Saturday, 18 September 2021 19:08

Aya






AYA

Australia, 1990, 95 minutes. Colour.
Eri Ishida, Nicholas Eadie, Chris Haywood, Tim Robertson, Julie Forsyth.
Directed by Solrun Hoaas.

Aya is a film about a young Japanese war bride. She migrates to Victoria during the 1950s. Her husband is sympathetic, although he finds it hard to deal with his ocker presuppositions, especially in relating to an Asian woman, her customs and manners. She befriends an older man, Mac, who is more sympathetic to Japanese culture.

The film offers episodes over a period of twenty years. Aya marries, works with her husband, bears him a son, Ken. She works in a restaurant, has an affair, finally leaves her husband.

Eri Ishida gives a fine performance as Aya, tracing her life and experiences over the twenty years. Nicholas Eadie is strong as her husband, Chris Haywood as her friend. In the later part of the film, Aya relies on her son, whom his father did not want to be bilingual, to relish the Japanese traditions that were part of her personality.

The film was written by Solrun Hoaas, who lived some years in Japan, came to Australia and taught, doing a doctoral thesis in Asian studies, and began to make films. She died in 2009.

1. A film about Australia and Australian sensitivities? Japanese (**?Japan?) and Japanese sensibilities? A film about women?

2. The Victorian and Melbourne settings, the period? The musical score, the songs? The evocation of both Australia and Japan?

3. The structure of the screenplay, the time span, the creation of the period, the linkings? The episodes? Action off screen? Action in crises? The audience given enough on screen to understand Aya, her character, the issues? The audience having to supply?

4. The portrait of Aya, subjective, memories? The photos, the letters, the voice-over? Her experience, coming to Australia, her age? A woman from Japan? Women in Australia? Her love for her husband, the quality of the marriage? Her isolation, wandering the beach, going to the fair, the Japanese tea ceremony, the Ford? People welcoming her? The sexual relationship? Mac as a friend? Ken and his birth?

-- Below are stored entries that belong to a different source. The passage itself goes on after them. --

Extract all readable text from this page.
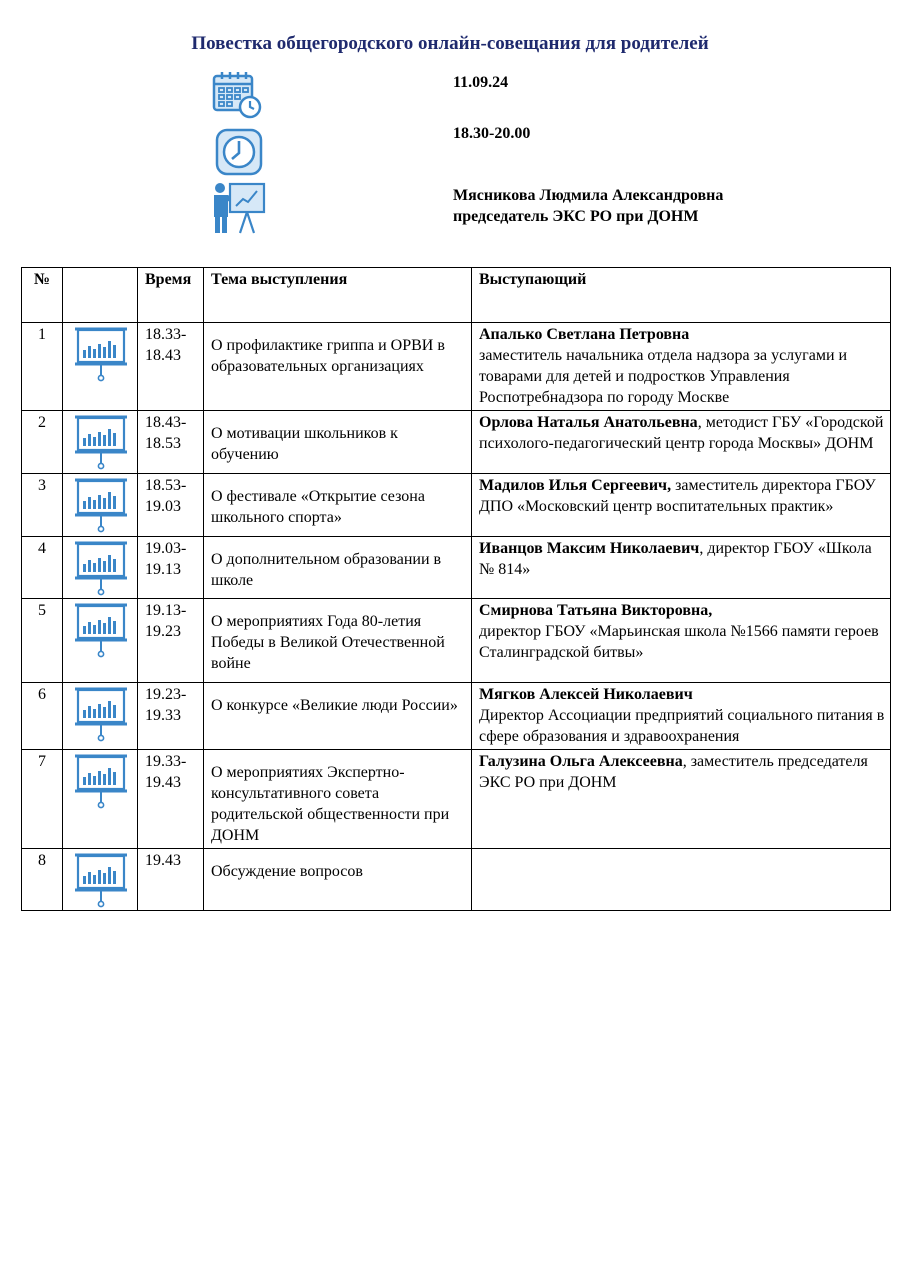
Повестка общегородского онлайн-совещания для родителей
11.09.24
18.30-20.00
Мясникова Людмила Александровна
председатель ЭКС РО при ДОНМ
№		Время	Тема выступления	Выступающий
1		18.33-18.43	О профилактике гриппа и ОРВИ в образовательных организациях	Апалько Светлана Петровна
заместитель начальника отдела надзора за услугами и товарами для детей и подростков Управления Роспотребнадзора по городу Москве

2		18.43-18.53	О мотивации школьников к обучению	Орлова Наталья Анатольевна, методист ГБУ «Городской психолого-педагогический центр города Москвы» ДОНМ
3		18.53-19.03	О фестивале «Открытие сезона школьного спорта»	Мадилов Илья Сергеевич, заместитель директора ГБОУ ДПО «Московский центр воспитательных практик»
4		19.03-19.13	О дополнительном образовании в школе	Иванцов Максим Николаевич, директор ГБОУ «Школа № 814»
5		19.13-19.23	О мероприятиях Года 80-летия Победы в Великой Отечественной войне	Смирнова Татьяна Викторовна,
директор ГБОУ «Марьинская школа №1566 памяти героев Сталинградской битвы»

6		19.23-19.33	О конкурсе «Великие люди России»	Мягков Алексей Николаевич
Директор Ассоциации предприятий социального питания в сфере образования и здравоохранения

7		19.33-19.43	О мероприятиях Экспертно-консультативного совета родительской общественности при ДОНМ	Галузина Ольга Алексеевна, заместитель председателя ЭКС РО при ДОНМ
8		19.43	Обсуждение вопросов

5. The director’s perception of women’s experience, Japan and culture, isolation and the prospect of never returning to Japan, food, customs, language? Barry and his wife? Managing? Cheerful?

6. Aya and her relationships, ordinary, tense? The accident and the aftermath? The alienation? The possibilities for her, the jobs? The effect on her? Her son? The sense of being alone? Her work as a translator? Hobart, the violence, yet managing?

7. Mac, his character, his friendship? The restaurant and the young man? The issue of abortion? Mac’s friend? The effect on her life?

8. The portrait of Frank, the Australian background, in love with Aya, the marriage, his showing Australian prejudice, the issue of language? Tina and the marriage?

9. Mac and his life, friends, work, the government, meals, the abortion? Hobart? The friendship? The end?

10. Barry, his wife, success – and the pay envelope?

11. Ken, his childhood, growing up, his relationship with his father, with his mother, helping his mother?

12. The effect of life over the twenty years on Aya? Where she stood at the end of the film?

13. The film as an opportunity for audiences to understand Asians in Australia? The meeting of cultures? The war history? The need for Australian openness, drawing on Australian traditions but learning about other traditions?